Vertice del sassofono
Intorno al 1998-1999, Lovano ha collaborato con Dave Liebman e Michael Brecker per formare Saxophone Summit, un progetto ispirato all'ultimo periodo di John Coltrane. Il concetto di improvvisazione collettiva del gruppo ha creato quello che di fatto è diventato tre quartetti all'interno di un sestetto. Dopo la scomparsa di Brecker, il gruppo si è evoluto includendo altri sassofonisti di rilievo come Chris Potter, Joshua Redman e Ravi Coltrane, mantenendo il suo spirito di esplorazione collaborativa e sviluppando al contempo nuove direzioni.
Progetti in corso e direzioni future
Le registrazioni più recenti includono un nuovo progetto chiamato "Three as One" con Tyshawn Sorey e Bill Frisell, registrato nello storico Van Gelder Studio. Lovano continua a perseguire nuove collaborazioni, tra cui il progetto di lavorare con Joey DeFrancesco e l'aspirazione di lavorare con John McLaughlin. Questi progetti riflettono il suo costante impegno a spingersi oltre i confini musicali, pur mantenendo i legami con le tradizioni del jazz.
Prospettive sulla musicalità
Per Lovano, la grande musicalità trascende l'abilità tecnica. Egli sottolinea l'importanza di sviluppare un legame personale con il proprio strumento e di trovare il modo di esprimere la profondità spirituale attraverso il suono. Il suo approccio centra l'obiettivo di essere abbastanza versatile da adattarsi a diverse situazioni musicali, mantenendo l'autenticità della propria espressione.
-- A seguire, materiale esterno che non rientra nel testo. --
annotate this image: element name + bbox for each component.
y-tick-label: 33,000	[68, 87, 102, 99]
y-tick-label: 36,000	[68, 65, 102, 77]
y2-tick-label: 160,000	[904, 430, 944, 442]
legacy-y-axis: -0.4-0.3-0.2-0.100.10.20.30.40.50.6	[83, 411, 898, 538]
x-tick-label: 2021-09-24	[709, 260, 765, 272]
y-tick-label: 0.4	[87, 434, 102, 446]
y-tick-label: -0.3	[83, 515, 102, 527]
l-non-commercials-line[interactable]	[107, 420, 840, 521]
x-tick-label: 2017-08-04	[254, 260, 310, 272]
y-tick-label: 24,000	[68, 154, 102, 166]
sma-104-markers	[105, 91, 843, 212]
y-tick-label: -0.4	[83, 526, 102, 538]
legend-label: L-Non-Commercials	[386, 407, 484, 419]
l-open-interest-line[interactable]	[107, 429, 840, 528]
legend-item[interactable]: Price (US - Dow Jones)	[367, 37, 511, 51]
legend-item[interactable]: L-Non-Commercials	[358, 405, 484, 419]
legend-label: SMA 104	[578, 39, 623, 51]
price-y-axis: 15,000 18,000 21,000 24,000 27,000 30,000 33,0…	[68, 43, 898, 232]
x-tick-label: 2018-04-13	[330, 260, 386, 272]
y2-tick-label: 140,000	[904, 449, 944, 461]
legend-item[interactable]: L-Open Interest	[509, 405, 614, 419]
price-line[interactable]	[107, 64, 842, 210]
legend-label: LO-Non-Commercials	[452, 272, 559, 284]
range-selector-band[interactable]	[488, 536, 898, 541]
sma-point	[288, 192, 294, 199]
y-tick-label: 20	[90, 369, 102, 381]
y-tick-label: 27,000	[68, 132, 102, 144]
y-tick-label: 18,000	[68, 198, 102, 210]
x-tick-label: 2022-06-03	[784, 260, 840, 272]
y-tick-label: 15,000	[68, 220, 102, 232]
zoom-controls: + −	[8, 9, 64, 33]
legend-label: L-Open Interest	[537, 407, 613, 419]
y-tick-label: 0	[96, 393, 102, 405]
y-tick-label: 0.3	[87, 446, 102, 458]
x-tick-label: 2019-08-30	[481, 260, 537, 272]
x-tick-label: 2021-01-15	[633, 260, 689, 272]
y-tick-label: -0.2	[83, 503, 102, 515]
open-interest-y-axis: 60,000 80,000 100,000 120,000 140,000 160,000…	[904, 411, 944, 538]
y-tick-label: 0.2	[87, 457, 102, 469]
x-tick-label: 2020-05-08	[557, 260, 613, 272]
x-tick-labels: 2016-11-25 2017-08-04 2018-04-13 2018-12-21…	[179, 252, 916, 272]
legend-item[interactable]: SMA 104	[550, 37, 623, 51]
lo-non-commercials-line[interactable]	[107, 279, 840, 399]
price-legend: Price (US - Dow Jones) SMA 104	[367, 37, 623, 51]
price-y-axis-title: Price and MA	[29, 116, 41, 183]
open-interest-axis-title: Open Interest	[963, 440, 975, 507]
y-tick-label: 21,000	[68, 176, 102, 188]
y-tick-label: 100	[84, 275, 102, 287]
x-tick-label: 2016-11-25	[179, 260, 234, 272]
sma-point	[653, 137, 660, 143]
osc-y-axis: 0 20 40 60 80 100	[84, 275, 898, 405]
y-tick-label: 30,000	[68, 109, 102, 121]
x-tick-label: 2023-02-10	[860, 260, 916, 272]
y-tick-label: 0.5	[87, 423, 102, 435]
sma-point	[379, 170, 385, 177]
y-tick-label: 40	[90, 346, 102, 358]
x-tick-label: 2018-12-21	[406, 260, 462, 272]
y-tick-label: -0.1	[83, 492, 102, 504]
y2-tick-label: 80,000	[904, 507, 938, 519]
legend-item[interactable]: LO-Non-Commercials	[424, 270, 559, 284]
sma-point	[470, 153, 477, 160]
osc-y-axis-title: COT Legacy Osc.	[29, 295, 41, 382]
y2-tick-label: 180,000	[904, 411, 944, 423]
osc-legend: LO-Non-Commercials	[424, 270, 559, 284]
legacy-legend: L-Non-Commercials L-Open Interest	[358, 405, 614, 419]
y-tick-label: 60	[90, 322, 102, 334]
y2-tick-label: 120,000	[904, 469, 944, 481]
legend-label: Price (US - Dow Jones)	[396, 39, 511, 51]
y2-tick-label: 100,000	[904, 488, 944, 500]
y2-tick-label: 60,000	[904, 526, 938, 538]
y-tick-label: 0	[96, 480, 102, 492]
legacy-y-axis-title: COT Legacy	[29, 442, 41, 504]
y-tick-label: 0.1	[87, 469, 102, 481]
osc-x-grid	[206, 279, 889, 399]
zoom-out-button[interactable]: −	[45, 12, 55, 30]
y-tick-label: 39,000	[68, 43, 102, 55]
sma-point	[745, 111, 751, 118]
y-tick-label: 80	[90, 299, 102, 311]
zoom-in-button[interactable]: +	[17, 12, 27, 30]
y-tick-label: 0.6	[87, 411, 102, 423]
Adattamento creativo durante la pandemia
Il periodo della pandemia COVID-19 ha portato nuove opportunità di esplorazione musicale. Lovano ha trascorso molto tempo a duettare con la moglie, la cantante Judy Silvano, e ha partecipato a vari eventi in livestream. Sviluppò nuovi approcci compositivi, tra cui la scrittura di tonalità in sequenze senza battute, che portarono a brani come "All as One". Questo periodo di introspezione e sperimentazione ha aggiunto nuove dimensioni al suo già ricco vocabolario musicale.
Guida per i musicisti emergenti
Lovano consiglia ai giovani musicisti di esplorare la "musica interiore" quando suonano con altri, sottolineando l'importanza di un approccio privo di egoismo all'esecuzione. Sottolinea la necessità di trasformare il materiale di studio in un'espressione naturale e fluida, piuttosto che dimostrare semplicemente una competenza tecnica. La sua filosofia è incentrata sullo sviluppo di una voce personale, pur mantenendo un profondo rispetto per la tradizione.
L'arte di ascoltare
Nel corso della nostra conversazione, Lovano ha ripetutamente sottolineato l'importanza fondamentale dell'ascolto nello sviluppo musicale. Ha condiviso la potente esperienza di ascoltare all'aperto il concerto di Coltrane del 1966 alla Temple University, descrivendo come il diverso ambiente abbia creato nuove intuizioni in una musica familiare. Questo approccio all'ascolto attivo e impegnato rimane centrale nella sua filosofia musicale e nel suo insegnamento.